Artist’s Eyes, Beginner’s Mind: TorahCycle Bereishit

The first few words of Genesis are usually translated as In the beginning or, as I prefer, With beginningness. And that’s the core of this week’s parshah (Torah reading).

This is a week when you should look at yourself and your life with new eyes, artist’s eyes. As though you had the ability to start from scratch. To create and re-create any and all parts of yourself with a sense of complete and open possibility.
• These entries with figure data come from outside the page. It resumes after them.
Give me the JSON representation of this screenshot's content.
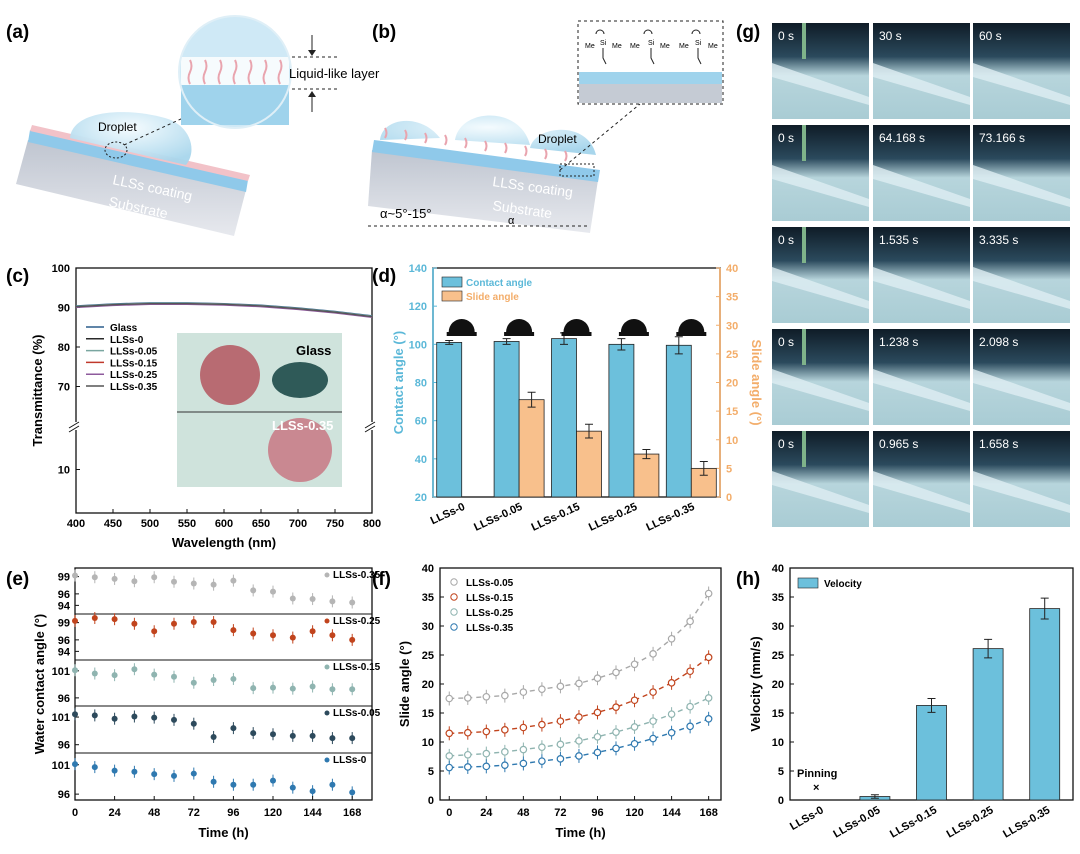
{
  "panels": {
    "a": {
      "letter": "(a)",
      "layer_label": "Liquid-like layer",
      "droplet": "Droplet",
      "coating": "LLSs coating",
      "substrate": "Substrate"
    },
    "b": {
      "letter": "(b)",
      "droplet": "Droplet",
      "coating": "LLSs coating",
      "substrate": "Substrate",
      "angle_label": "α~5°-15°",
      "alpha": "α",
      "me": "Me",
      "si": "Si"
    },
    "g": {
      "letter": "(g)",
      "rows": [
        [
          "0 s",
          "30 s",
          "60 s"
        ],
        [
          "0 s",
          "64.168 s",
          "73.166 s"
        ],
        [
          "0 s",
          "1.535 s",
          "3.335 s"
        ],
        [
          "0 s",
          "1.238 s",
          "2.098 s"
        ],
        [
          "0 s",
          "0.965 s",
          "1.658 s"
        ]
      ]
    }
  },
  "colors": {
    "bar_blue": "#6cc0dc",
    "bar_orange": "#f8c08c",
    "axis_blue": "#5bb8d8",
    "axis_orange": "#f3ad6a",
    "glass_photo": "#cfe3dc",
    "cell_bg": "#12202c",
    "cell_surface": "#b9d6dc"
  },
  "chart_data": [
    {
      "panel": "(c)",
      "type": "line",
      "xlabel": "Wavelength (nm)",
      "ylabel": "Transmittance (%)",
      "xlim": [
        400,
        800
      ],
      "xticks": [
        400,
        450,
        500,
        550,
        600,
        650,
        700,
        750,
        800
      ],
      "yticks": [
        10,
        70,
        80,
        90,
        100
      ],
      "axis_break": true,
      "x": [
        400,
        450,
        500,
        550,
        600,
        650,
        700,
        750,
        800
      ],
      "series": [
        {
          "name": "Glass",
          "values": [
            90.4,
            90.9,
            91.2,
            91.2,
            91.0,
            90.6,
            89.9,
            89.0,
            87.9
          ]
        },
        {
          "name": "LLSs-0",
          "values": [
            90.2,
            90.7,
            91.0,
            91.0,
            90.8,
            90.4,
            89.7,
            88.8,
            87.7
          ]
        },
        {
          "name": "LLSs-0.05",
          "values": [
            90.3,
            90.8,
            91.1,
            91.1,
            90.9,
            90.5,
            89.8,
            88.9,
            87.8
          ]
        },
        {
          "name": "LLSs-0.15",
          "values": [
            90.1,
            90.6,
            90.9,
            90.9,
            90.7,
            90.3,
            89.6,
            88.7,
            87.6
          ]
        },
        {
          "name": "LLSs-0.25",
          "values": [
            90.0,
            90.5,
            90.8,
            90.8,
            90.6,
            90.2,
            89.5,
            88.6,
            87.5
          ]
        },
        {
          "name": "LLSs-0.35",
          "values": [
            90.2,
            90.7,
            91.0,
            91.0,
            90.8,
            90.4,
            89.7,
            88.8,
            87.7
          ]
        }
      ],
      "inset_labels": {
        "top": "Glass",
        "bottom": "LLSs-0.35"
      }
    },
    {
      "panel": "(d)",
      "type": "bar",
      "categories": [
        "LLSs-0",
        "LLSs-0.05",
        "LLSs-0.15",
        "LLSs-0.25",
        "LLSs-0.35"
      ],
      "ylabel": "Contact angle (°)",
      "y2label": "Slide angle (°)",
      "ylim": [
        20,
        140
      ],
      "y2lim": [
        0,
        40
      ],
      "yticks": [
        20,
        40,
        60,
        80,
        100,
        120,
        140
      ],
      "y2ticks": [
        0,
        5,
        10,
        15,
        20,
        25,
        30,
        35,
        40
      ],
      "series": [
        {
          "name": "Contact angle",
          "values": [
            101,
            101.5,
            103,
            100,
            99.5
          ],
          "errors": [
            1,
            1.5,
            3,
            3,
            4.5
          ]
        },
        {
          "name": "Slide angle",
          "values": [
            null,
            17,
            11.5,
            7.5,
            5
          ],
          "errors": [
            null,
            1.3,
            1.2,
            0.8,
            1.2
          ]
        }
      ]
    },
    {
      "panel": "(e)",
      "type": "scatter",
      "xlabel": "Time (h)",
      "ylabel": "Water contact angle (°)",
      "xlim": [
        0,
        180
      ],
      "xticks": [
        0,
        24,
        48,
        72,
        96,
        120,
        144,
        168
      ],
      "x": [
        0,
        12,
        24,
        36,
        48,
        60,
        72,
        84,
        96,
        108,
        120,
        132,
        144,
        156,
        168
      ],
      "series": [
        {
          "name": "LLSs-0.35",
          "ylim": [
            92.5,
            100.5
          ],
          "yticks": [
            94,
            96,
            99
          ],
          "values": [
            99.2,
            98.9,
            98.6,
            98.2,
            98.9,
            98.1,
            97.8,
            97.6,
            98.3,
            96.6,
            96.4,
            95.2,
            95.1,
            94.7,
            94.5
          ]
        },
        {
          "name": "LLSs-0.25",
          "ylim": [
            92.5,
            100.5
          ],
          "yticks": [
            94,
            96,
            99
          ],
          "values": [
            99.3,
            99.8,
            99.6,
            98.8,
            97.5,
            98.8,
            99.1,
            99.1,
            97.7,
            97.1,
            96.8,
            96.4,
            97.5,
            96.8,
            96.0
          ]
        },
        {
          "name": "LLSs-0.15",
          "ylim": [
            94.5,
            103
          ],
          "yticks": [
            96,
            101
          ],
          "values": [
            101.1,
            100.5,
            100.2,
            101.3,
            100.3,
            99.9,
            98.8,
            99.3,
            99.5,
            97.8,
            97.9,
            97.7,
            98.1,
            97.6,
            97.6
          ]
        },
        {
          "name": "LLSs-0.05",
          "ylim": [
            94.5,
            103
          ],
          "yticks": [
            96,
            101
          ],
          "values": [
            101.5,
            101.3,
            100.7,
            101.1,
            100.9,
            100.5,
            99.8,
            97.4,
            99.0,
            98.1,
            97.9,
            97.6,
            97.6,
            97.2,
            97.2
          ]
        },
        {
          "name": "LLSs-0",
          "ylim": [
            95,
            103
          ],
          "yticks": [
            96,
            101
          ],
          "values": [
            101.1,
            100.6,
            100.0,
            99.8,
            99.4,
            99.1,
            99.5,
            98.1,
            97.6,
            97.6,
            98.3,
            97.1,
            96.5,
            97.6,
            96.3
          ]
        }
      ]
    },
    {
      "panel": "(f)",
      "type": "scatter",
      "xlabel": "Time (h)",
      "ylabel": "Slide angle (°)",
      "xlim": [
        -6,
        176
      ],
      "ylim": [
        0,
        40
      ],
      "xticks": [
        0,
        24,
        48,
        72,
        96,
        120,
        144,
        168
      ],
      "yticks": [
        0,
        5,
        10,
        15,
        20,
        25,
        30,
        35,
        40
      ],
      "x": [
        0,
        12,
        24,
        36,
        48,
        60,
        72,
        84,
        96,
        108,
        120,
        132,
        144,
        156,
        168
      ],
      "series": [
        {
          "name": "LLSs-0.05",
          "values": [
            17.5,
            17.6,
            17.8,
            18.0,
            18.6,
            19.1,
            19.6,
            20.1,
            21.0,
            22.0,
            23.4,
            25.2,
            27.8,
            30.8,
            35.6
          ]
        },
        {
          "name": "LLSs-0.15",
          "values": [
            11.5,
            11.6,
            11.8,
            12.1,
            12.5,
            13.0,
            13.6,
            14.3,
            15.1,
            16.0,
            17.2,
            18.6,
            20.2,
            22.2,
            24.6
          ]
        },
        {
          "name": "LLSs-0.25",
          "values": [
            7.6,
            7.8,
            8.0,
            8.3,
            8.7,
            9.1,
            9.6,
            10.2,
            10.9,
            11.7,
            12.6,
            13.6,
            14.8,
            16.1,
            17.6
          ]
        },
        {
          "name": "LLSs-0.35",
          "values": [
            5.6,
            5.7,
            5.8,
            6.0,
            6.3,
            6.7,
            7.1,
            7.6,
            8.2,
            8.9,
            9.7,
            10.6,
            11.6,
            12.7,
            14.0
          ]
        }
      ]
    },
    {
      "panel": "(h)",
      "type": "bar",
      "categories": [
        "LLSs-0",
        "LLSs-0.05",
        "LLSs-0.15",
        "LLSs-0.25",
        "LLSs-0.35"
      ],
      "ylabel": "Velocity (mm/s)",
      "ylim": [
        0,
        40
      ],
      "yticks": [
        0,
        5,
        10,
        15,
        20,
        25,
        30,
        35,
        40
      ],
      "series": [
        {
          "name": "Velocity",
          "values": [
            null,
            0.6,
            16.3,
            26.1,
            33.0
          ],
          "errors": [
            null,
            0.3,
            1.2,
            1.6,
            1.8
          ]
        }
      ],
      "annotations": [
        "Pinning",
        "×"
      ]
    }
  ]
}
There’s a lot of imagery in this reading about separation – a theme that’ll show up often in the Torah. Form from void. Light from dark. Water from land. But you can make it personal: Who am I; who am I not? Who have I been; who am I becoming?

It’s a time to think about your life with what spiritual teachers often call beginner’s mind, unhindered by old habits, assumptions, and fears. Not one oblivious to the constraints of reality, like mortgages or calories. But rather one that says, Yeah, I have to deal with that, and I can choose how I do it. Now and in every conscious moment going forward. The kind of thinking that gives you the freedom to believe you can create your world closer to how you want it to be and feel.

There’s a great Hebrew word, kavannah, that means intention. One of my cornerstone values is the importance of living with awareness and intention. This reading invites and encourages that consciousness.

Another highlight of this parshah is what happens when we don’t stay conscious. When we jump for instant gratification or make other wrong choices. When we don’t listen to our inner/higher voice. The voice that instructs and offers: Here’s a great life. Just don’t do that one act of self-sabotage. In Genesis it’s the story of a man, a woman, a snake, and an apple. The metaphorical journey from paradise to a very different kind of beginningness. The kind that’s sometimes thrust upon us and imposes different lessons.

Most of us haven’t been homeless refuges. But we’ve all faced unwanted crises of our own: The death of a partner or parent. The loss of a job or home. A tough diagnosis. It takes a different kind of visioning to cope with that kind of reality. Deep resilience and an ability to redefine oneself that doesn’t always include the luxury of time, or too many chances to screw up, apologize, and screw up again. The habituated, recidivist way that I, and many of us, often learn. This second kind of beginningness says: You gotta change now!! It’s the wake-up call with no more snooze buttons.

No one’s expecting you to recreate your world in six days. But there’s some great teachings here. This week, ask yourself: How can I look at my life with artist’s eyes and a beginner’s mind? How can I make my world a more joyful and nurturing place, for myself and those I love?